In January, the planemaker decided to cancel a six-billion-dollar order for its best-selling model of A321neo jets in retaliation for Qatar’s refusal to accept A350s.
In a contentious safety and contractual dispute, Airbus and Qatar Airways are headed for a three-month summer trial next year after a UK judge gave the carrier a comparatively short timetable while dismissing its procedural allegations.
The judge told a division of the London High Court that the resolution of the dispute, in which the Gulf airline has questioned the safety of approximately two dozen grounded A350 long-haul jetliners due to defects in their protective skin, was of “public interest.”
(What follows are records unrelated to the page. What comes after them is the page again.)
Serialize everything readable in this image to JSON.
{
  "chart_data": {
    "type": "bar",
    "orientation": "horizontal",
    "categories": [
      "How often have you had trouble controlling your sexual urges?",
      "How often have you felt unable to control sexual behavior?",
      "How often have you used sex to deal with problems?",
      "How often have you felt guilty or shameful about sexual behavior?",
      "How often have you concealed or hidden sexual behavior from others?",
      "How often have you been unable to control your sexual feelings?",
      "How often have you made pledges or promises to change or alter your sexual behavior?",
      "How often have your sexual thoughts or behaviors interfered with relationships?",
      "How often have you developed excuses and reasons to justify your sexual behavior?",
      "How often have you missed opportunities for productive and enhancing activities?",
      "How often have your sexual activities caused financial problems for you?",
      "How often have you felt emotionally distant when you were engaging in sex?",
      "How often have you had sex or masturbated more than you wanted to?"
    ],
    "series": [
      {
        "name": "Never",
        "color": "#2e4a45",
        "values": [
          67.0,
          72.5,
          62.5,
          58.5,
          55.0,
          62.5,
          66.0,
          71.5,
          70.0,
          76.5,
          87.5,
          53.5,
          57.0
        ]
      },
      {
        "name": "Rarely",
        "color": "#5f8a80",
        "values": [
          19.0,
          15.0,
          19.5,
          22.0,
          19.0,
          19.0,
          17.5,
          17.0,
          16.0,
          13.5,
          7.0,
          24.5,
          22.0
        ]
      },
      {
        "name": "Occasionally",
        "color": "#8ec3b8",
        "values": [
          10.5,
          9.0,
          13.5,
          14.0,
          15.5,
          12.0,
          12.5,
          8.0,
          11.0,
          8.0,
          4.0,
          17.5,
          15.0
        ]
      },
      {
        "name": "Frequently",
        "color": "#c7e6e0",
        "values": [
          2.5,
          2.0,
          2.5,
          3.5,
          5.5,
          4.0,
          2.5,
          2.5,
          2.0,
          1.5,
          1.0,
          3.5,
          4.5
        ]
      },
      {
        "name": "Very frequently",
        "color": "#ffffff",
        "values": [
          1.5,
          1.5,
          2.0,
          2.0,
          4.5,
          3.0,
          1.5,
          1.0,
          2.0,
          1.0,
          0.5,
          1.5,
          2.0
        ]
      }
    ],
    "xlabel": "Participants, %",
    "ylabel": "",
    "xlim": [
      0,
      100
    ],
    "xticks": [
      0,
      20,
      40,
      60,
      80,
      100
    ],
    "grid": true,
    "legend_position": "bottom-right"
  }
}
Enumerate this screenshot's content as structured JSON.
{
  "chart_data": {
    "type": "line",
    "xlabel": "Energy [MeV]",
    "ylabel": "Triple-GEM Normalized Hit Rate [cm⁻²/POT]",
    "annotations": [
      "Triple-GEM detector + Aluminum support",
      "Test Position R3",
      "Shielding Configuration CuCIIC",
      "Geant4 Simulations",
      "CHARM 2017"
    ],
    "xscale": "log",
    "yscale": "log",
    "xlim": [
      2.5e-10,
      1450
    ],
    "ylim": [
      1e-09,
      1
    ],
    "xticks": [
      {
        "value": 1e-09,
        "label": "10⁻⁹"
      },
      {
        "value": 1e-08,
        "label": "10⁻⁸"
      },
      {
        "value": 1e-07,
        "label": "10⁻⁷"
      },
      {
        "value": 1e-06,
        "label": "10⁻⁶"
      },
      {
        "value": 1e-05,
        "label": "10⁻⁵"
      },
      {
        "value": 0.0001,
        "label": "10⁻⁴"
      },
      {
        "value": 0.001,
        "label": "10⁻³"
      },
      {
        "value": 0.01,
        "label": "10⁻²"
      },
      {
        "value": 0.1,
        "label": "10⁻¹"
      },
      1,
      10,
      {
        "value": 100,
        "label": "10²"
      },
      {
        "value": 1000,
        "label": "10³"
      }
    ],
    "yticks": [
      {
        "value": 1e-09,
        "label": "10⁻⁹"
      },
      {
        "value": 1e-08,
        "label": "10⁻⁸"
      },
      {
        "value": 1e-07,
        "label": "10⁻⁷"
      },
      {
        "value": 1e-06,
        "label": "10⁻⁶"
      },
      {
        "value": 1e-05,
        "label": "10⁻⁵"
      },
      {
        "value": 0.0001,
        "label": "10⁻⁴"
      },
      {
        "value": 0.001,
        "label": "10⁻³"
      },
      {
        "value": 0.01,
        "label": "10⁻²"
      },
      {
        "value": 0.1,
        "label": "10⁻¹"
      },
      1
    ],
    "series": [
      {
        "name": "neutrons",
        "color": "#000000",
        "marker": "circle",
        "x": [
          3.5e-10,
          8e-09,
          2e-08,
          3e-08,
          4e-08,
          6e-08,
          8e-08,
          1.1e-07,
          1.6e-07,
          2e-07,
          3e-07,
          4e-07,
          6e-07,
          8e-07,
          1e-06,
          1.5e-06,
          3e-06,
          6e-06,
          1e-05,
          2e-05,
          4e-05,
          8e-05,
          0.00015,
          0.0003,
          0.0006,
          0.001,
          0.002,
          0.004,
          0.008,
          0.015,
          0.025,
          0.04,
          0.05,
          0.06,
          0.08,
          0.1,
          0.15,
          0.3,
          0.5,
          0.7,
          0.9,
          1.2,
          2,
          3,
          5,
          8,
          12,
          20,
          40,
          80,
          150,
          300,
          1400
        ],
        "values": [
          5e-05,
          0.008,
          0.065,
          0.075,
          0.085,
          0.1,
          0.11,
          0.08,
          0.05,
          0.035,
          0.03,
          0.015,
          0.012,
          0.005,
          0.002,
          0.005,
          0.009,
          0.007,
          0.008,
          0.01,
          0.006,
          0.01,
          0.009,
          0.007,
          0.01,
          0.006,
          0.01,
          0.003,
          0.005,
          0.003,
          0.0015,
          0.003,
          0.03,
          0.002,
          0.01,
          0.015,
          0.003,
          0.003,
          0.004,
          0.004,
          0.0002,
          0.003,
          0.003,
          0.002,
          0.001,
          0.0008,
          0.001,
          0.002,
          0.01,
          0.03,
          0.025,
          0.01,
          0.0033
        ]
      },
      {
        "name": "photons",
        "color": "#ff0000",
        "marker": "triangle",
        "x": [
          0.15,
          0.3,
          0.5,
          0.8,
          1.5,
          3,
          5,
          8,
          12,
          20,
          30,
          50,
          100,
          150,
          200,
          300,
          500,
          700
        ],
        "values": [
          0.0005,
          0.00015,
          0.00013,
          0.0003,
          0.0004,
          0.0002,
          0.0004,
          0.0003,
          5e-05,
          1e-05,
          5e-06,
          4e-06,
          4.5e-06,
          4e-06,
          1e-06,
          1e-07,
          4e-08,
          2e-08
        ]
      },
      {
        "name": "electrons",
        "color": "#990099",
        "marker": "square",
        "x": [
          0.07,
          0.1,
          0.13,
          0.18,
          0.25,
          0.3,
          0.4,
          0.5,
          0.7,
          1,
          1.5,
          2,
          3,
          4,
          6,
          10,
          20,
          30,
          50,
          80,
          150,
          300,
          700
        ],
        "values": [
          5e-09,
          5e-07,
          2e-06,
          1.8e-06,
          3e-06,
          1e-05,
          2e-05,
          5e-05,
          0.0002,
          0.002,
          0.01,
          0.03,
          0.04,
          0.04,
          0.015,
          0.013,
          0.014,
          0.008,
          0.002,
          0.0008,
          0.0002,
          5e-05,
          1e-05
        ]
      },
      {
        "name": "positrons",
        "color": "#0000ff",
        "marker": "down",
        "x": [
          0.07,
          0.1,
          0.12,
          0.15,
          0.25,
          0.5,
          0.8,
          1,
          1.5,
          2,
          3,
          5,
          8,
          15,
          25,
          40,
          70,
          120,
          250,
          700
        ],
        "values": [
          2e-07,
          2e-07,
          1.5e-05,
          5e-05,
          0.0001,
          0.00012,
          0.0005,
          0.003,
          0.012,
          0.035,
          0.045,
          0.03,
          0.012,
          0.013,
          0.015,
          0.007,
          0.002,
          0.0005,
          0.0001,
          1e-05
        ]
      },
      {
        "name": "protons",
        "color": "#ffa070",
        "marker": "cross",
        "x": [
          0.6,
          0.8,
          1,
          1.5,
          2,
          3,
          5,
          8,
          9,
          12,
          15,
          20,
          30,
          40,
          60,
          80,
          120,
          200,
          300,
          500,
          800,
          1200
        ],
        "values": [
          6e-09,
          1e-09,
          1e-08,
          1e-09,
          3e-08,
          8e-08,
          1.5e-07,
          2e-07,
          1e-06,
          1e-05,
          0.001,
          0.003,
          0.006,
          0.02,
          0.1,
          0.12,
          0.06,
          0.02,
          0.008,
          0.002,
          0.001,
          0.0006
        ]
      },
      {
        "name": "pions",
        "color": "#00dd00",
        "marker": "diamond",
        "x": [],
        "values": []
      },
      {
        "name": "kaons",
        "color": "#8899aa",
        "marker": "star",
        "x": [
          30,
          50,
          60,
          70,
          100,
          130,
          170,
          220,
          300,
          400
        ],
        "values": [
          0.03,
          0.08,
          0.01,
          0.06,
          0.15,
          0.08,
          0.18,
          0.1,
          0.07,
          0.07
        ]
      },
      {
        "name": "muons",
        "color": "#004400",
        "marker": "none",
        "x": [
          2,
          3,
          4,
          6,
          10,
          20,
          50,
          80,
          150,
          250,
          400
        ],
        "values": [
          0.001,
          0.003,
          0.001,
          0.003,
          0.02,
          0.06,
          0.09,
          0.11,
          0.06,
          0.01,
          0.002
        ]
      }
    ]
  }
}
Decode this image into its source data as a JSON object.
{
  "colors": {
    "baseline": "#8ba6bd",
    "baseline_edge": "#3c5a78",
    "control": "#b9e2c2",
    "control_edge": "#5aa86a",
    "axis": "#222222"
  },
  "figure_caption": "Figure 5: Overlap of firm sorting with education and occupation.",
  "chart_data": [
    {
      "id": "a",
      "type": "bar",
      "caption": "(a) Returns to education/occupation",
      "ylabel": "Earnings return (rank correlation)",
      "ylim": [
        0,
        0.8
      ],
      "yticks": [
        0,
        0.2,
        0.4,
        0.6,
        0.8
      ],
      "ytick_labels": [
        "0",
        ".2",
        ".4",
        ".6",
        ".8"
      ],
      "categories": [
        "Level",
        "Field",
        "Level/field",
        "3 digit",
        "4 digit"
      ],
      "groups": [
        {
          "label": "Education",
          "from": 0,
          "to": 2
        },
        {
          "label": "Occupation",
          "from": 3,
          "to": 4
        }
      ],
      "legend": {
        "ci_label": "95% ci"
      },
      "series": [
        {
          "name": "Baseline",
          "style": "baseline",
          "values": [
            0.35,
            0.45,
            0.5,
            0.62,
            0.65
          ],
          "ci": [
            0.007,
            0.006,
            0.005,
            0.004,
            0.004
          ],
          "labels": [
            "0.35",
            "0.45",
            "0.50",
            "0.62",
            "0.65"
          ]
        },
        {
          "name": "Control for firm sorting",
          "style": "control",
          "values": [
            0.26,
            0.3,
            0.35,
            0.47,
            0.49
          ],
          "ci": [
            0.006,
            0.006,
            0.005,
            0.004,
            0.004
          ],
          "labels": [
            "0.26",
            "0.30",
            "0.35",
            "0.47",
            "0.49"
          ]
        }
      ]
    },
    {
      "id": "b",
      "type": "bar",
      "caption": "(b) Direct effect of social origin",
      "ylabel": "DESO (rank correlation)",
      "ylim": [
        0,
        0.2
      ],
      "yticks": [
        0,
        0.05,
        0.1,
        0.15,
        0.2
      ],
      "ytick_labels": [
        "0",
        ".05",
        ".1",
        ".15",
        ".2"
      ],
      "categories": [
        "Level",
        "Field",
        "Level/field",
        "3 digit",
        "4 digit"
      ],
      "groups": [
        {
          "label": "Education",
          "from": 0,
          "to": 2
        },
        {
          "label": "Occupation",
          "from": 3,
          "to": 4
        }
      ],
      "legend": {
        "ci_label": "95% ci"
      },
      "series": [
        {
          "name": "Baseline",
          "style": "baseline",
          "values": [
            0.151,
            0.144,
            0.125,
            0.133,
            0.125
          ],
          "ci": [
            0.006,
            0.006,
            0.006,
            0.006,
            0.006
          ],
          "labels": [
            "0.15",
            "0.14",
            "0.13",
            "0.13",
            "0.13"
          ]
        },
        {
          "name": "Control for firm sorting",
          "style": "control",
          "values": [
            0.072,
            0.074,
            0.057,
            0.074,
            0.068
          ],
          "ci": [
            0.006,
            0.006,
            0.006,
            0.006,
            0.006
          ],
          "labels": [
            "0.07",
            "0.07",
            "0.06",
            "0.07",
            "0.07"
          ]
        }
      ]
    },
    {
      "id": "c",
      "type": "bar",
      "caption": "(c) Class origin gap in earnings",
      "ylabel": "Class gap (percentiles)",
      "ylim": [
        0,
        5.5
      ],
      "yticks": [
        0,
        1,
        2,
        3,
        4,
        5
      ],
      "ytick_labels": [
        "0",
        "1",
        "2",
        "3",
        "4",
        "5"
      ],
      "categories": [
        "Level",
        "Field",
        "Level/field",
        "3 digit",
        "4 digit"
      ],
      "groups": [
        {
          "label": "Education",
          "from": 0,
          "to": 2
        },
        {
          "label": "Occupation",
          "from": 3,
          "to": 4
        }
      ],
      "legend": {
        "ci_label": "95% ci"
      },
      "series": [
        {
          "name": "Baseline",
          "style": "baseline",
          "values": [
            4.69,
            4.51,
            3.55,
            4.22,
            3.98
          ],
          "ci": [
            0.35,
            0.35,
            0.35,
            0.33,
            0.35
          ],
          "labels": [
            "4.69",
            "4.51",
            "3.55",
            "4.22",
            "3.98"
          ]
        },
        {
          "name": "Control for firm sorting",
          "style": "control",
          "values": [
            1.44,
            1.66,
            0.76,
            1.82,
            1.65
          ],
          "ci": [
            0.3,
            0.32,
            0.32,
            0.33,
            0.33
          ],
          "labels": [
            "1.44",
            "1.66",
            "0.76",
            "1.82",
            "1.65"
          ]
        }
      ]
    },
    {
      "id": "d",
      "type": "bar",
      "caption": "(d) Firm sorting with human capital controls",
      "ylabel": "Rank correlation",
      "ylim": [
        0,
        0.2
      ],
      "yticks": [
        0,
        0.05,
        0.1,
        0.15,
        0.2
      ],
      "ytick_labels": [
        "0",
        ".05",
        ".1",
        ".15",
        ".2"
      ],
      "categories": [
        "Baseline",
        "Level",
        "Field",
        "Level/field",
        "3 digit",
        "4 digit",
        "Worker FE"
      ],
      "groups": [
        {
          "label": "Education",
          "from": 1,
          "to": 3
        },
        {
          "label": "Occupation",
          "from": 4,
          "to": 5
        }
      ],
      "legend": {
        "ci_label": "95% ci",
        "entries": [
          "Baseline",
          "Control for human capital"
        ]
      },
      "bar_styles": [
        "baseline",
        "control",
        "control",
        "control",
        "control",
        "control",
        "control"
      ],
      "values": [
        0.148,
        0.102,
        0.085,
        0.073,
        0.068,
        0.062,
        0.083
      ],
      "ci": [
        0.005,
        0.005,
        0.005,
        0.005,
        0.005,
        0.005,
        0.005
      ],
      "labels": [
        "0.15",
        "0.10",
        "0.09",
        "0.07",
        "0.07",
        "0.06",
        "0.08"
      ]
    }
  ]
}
Despite the Qatari airline‘s unwillingness to accept future deliveries, Airbus has confirmed that the painted surface and a layer of lightning protection on these and other jets has eroded. However, with the backing of European regulators, Airbus claims that they are safe.
“I am in absolutely no doubt that this case should be tried as soon as is practically possible,” stated Judge David Waksman, supporting the airline’s call for a fast trial.
He did, however, deny the airline’s request to split the trial into two parts in order for Airbus to do a more in-depth technical investigation, which the planemaker claims it has already done.
While the dispute continues, he also refused to order Airbus to stop formally attempting to deliver more A350s to Qatar Airways or to refrain from reselling undelivered aircraft.
As a result of the procedural judgement, Airbus is allowed to try to enforce payment obligations as more planes are manufactured. It could even try to sell A350s that Qatar has refused to carriers like Air India, as reported by Reuters.
Thousands of sensitive documents are expected to be scrutinised throughout the trial, which pits two of the aviation industry’s most public figures against each other in open court.
Qatar Airways, which has sought more than $600 million from the planemaker, has also stated that the surface paint flaws could expose it to damage from a lightning strike.
The airline questioned the plane’s lightning protection, which hits on an average of once a year on commercial planes, and is suing Airbus for $1 billion in damages for planes that have been idled.
Airbus has responded by suing for the recovery of millions of dollars in credits earned when planes were sold, accusing Qatar of refusing to accept planes as a means of reducing overcapacity.
After European regulators validated the design, several carriers have continued to fly the A350.
Airbus suspended a separate contract with Qatar for smaller A321neo jets back in January, further escalating the conflict.
Unless a resolution is reached, the complete trial is expected to cover both the A350 and A321neo contracts, as well as technical and commercial decisions made since Qatar Airways agreed to be the first customer for the A350 in 2007.
Top officials in Qatar and France, where Airbus is based, have expressed worry in private about the public split, but diplomats say neither of the governments have intervened directly.
In January, Qatar Airways signed a $34 billion deal with Boeing Company, an Airbus competitor.
The transaction was inked during the visit of Amir Sheikh Tamim bin Hamad Al-Thani’s to Washington DC, where the airline placed an order for 50 Boeing 737 Max 10 jets.
The airline has also signed up to be the first customer for Boeing’s new 777-8 freighter.